What I need to do is figure out what implies what, but I think
epimorphic does exactly what you ask, and proper is stronger than
needed to get that.

That is, a given JI interval means a given number of
> scale steps, and the mapping's a homomorphism, no other restrictions.

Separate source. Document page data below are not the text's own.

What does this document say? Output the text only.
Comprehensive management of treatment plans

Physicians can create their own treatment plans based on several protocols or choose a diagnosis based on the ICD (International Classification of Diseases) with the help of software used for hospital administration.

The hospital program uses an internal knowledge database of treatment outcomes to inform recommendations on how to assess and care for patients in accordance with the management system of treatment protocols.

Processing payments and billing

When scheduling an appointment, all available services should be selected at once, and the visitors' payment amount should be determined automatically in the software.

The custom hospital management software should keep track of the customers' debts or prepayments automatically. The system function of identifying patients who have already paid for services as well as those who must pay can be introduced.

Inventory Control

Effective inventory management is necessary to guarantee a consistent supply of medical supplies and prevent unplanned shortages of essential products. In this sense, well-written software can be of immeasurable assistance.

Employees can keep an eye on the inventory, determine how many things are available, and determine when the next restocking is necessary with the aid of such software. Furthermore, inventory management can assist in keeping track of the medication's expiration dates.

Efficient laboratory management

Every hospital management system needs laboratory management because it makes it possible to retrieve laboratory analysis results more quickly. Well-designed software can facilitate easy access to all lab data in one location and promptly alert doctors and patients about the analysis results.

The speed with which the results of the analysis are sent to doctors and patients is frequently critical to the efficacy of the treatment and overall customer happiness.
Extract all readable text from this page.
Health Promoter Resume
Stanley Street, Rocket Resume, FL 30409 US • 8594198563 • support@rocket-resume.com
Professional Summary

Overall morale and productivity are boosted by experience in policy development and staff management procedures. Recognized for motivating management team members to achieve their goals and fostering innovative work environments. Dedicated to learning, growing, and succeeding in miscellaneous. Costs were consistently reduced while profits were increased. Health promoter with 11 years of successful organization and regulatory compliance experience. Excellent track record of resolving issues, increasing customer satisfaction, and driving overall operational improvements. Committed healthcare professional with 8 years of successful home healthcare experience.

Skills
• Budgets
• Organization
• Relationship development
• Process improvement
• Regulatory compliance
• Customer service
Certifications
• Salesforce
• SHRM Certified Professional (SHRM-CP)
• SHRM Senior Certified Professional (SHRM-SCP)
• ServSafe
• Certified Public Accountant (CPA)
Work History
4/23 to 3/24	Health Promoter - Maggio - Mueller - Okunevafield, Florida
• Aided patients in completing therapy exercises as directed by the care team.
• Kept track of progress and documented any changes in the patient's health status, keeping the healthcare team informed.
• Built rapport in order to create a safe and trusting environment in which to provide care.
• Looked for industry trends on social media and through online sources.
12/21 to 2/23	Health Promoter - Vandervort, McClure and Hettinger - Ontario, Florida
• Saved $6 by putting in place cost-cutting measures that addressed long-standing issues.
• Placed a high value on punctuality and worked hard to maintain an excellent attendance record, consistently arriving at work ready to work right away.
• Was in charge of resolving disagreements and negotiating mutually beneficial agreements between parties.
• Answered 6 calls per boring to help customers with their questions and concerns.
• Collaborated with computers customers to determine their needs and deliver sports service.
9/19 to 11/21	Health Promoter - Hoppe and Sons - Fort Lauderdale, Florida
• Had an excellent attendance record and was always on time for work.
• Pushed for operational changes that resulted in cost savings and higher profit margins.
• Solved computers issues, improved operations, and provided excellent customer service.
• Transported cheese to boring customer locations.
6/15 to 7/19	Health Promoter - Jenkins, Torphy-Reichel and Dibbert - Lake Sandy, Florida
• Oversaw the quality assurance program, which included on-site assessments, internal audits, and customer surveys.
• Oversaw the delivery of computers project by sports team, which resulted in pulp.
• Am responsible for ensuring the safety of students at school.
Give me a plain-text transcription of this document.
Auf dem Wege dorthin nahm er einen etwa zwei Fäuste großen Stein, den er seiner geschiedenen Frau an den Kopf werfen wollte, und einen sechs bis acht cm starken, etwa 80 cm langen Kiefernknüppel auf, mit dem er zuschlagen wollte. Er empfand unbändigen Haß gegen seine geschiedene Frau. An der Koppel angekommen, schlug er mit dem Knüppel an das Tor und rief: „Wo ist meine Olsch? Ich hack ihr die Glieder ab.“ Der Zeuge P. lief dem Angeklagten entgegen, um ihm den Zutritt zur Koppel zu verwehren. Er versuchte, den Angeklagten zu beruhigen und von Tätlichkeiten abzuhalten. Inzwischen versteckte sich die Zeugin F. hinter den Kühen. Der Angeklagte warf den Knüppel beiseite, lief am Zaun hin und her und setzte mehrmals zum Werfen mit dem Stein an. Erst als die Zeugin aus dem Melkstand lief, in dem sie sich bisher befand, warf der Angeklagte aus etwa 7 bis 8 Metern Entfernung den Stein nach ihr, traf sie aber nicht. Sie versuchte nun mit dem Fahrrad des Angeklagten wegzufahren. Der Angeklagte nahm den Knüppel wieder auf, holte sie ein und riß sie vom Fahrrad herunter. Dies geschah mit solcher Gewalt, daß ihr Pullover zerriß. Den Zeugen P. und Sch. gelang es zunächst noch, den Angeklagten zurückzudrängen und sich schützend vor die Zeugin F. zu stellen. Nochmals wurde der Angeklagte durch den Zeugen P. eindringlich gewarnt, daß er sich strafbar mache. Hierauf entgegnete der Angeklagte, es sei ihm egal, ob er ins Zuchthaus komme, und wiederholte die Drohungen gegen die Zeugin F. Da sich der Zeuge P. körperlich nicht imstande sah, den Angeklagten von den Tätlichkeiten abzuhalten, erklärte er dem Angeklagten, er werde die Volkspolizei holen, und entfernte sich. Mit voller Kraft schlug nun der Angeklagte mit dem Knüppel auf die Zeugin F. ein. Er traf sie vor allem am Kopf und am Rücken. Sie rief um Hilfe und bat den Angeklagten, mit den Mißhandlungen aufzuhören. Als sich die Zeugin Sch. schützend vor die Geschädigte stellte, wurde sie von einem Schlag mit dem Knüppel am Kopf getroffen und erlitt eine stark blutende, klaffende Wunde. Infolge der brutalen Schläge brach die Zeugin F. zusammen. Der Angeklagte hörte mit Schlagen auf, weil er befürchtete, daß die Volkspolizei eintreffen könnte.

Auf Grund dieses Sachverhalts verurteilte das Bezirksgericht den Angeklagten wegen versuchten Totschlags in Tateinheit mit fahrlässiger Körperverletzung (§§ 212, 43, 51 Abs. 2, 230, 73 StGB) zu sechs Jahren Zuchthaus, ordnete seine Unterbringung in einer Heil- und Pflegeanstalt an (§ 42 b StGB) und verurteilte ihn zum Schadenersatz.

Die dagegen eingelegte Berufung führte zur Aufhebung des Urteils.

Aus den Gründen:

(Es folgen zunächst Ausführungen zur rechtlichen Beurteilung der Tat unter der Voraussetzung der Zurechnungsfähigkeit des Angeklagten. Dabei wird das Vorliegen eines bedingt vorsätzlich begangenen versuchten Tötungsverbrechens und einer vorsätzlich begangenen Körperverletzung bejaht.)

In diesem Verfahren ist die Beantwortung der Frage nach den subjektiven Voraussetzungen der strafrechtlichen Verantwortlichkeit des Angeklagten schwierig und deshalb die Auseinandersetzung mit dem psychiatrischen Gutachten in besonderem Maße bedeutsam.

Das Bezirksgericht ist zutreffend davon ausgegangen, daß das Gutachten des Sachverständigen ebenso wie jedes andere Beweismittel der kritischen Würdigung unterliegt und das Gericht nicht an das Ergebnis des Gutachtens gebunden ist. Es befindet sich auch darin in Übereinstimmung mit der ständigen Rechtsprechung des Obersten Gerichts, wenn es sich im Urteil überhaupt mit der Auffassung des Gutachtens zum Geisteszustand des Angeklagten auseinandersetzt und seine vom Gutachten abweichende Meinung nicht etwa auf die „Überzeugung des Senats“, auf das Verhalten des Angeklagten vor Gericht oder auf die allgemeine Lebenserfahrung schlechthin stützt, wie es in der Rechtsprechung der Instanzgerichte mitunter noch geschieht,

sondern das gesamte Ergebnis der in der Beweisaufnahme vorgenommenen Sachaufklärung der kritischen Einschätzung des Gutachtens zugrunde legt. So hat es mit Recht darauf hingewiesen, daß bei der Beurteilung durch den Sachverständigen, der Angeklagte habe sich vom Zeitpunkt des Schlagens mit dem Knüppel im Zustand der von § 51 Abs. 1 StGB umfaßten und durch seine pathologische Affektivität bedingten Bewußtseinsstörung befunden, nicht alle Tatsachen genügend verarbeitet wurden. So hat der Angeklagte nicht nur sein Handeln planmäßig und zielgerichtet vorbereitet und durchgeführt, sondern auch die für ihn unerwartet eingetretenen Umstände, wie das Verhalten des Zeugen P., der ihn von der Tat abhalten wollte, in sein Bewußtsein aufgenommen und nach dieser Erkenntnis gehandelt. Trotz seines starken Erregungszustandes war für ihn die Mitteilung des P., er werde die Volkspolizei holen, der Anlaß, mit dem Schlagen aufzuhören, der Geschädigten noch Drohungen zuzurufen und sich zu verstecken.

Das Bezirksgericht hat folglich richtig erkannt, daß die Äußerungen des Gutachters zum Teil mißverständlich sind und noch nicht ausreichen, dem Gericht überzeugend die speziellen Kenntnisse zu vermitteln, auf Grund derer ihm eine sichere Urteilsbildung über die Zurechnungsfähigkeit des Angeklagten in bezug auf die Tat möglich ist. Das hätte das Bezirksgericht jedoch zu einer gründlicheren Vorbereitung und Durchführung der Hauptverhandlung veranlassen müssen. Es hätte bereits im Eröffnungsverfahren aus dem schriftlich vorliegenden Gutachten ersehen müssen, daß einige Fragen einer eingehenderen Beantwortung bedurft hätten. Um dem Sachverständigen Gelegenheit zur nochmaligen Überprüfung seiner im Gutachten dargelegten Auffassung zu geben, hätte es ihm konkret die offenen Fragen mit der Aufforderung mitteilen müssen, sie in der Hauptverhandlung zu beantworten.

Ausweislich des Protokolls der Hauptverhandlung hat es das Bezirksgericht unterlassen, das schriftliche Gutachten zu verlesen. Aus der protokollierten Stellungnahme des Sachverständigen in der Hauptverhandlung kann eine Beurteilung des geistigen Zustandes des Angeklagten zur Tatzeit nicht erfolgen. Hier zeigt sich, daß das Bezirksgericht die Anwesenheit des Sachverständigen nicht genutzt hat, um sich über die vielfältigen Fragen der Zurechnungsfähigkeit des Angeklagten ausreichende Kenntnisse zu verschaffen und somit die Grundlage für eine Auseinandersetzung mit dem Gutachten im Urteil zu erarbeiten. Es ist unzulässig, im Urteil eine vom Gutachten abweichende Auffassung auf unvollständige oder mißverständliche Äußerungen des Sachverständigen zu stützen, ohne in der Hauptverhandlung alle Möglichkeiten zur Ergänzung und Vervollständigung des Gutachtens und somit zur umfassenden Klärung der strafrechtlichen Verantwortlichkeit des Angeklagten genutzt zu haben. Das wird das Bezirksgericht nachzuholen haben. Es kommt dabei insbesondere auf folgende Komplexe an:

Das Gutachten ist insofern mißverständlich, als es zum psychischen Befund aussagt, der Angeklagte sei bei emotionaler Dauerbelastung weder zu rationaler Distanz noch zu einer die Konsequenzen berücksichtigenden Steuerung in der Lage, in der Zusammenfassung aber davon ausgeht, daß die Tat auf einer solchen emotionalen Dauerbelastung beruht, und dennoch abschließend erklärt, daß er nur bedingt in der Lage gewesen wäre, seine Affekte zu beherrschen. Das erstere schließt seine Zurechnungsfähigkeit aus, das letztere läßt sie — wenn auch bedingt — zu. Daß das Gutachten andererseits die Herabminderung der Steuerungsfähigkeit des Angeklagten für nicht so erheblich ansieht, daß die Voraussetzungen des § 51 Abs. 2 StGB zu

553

Epimorphic does that. Plus, you can define it for a given regular
tuning, in case you need that.

🔗Graham Breed <gbreed@gmail.com>

5/30/2006 9:56:51 PM

Gene Ward Smith wrote:
> --- In tuning-math@yahoogroups.com, Graham Breed <gbreed@...> wrote:
> > >>Being quasiperiodic doesn't affect much. But s[i] means a mapping to >>JI. So this is a JI scale that maps *to itself* according to a
> > given val?
> > No, it means it maps to the index set. For example, the quasiperiodic
> scale defined by {9/8, 5/4, 4/3, 3/2, 5/3, 15/8, 2}. If h7 is the
> 7-val, then h7(s[i])=i; for instance, h7(1)=0, h7(2)=7, h7(3/2)=4,
> h7(3)=11, and so forth.

The what? Each interval is a ratio, which maps to that number of scale steps. So it maps to itself. How is this wrong?

>>Is there a term, then, for a scale that is mapped to from JI in a >>consistent way?
> > What I need to do is figure out what implies what, but I think
> epimorphic does exactly what you ask, and proper is stronger than
> needed to get that.

No, epimorphic doesn't do what I want because the scale has to be in JI. Propriety has nothing to do with this.

> That is, a given JI interval means a given number of > >>scale steps, and the mapping's a homomorphism, no other restrictions. > > > Epimorphic does that. Plus, you can define it for a given regular
> tuning, in case you need that.

Yes, but what about an irregular temperament? Or an adaptive tuning? That's something else I need to think about.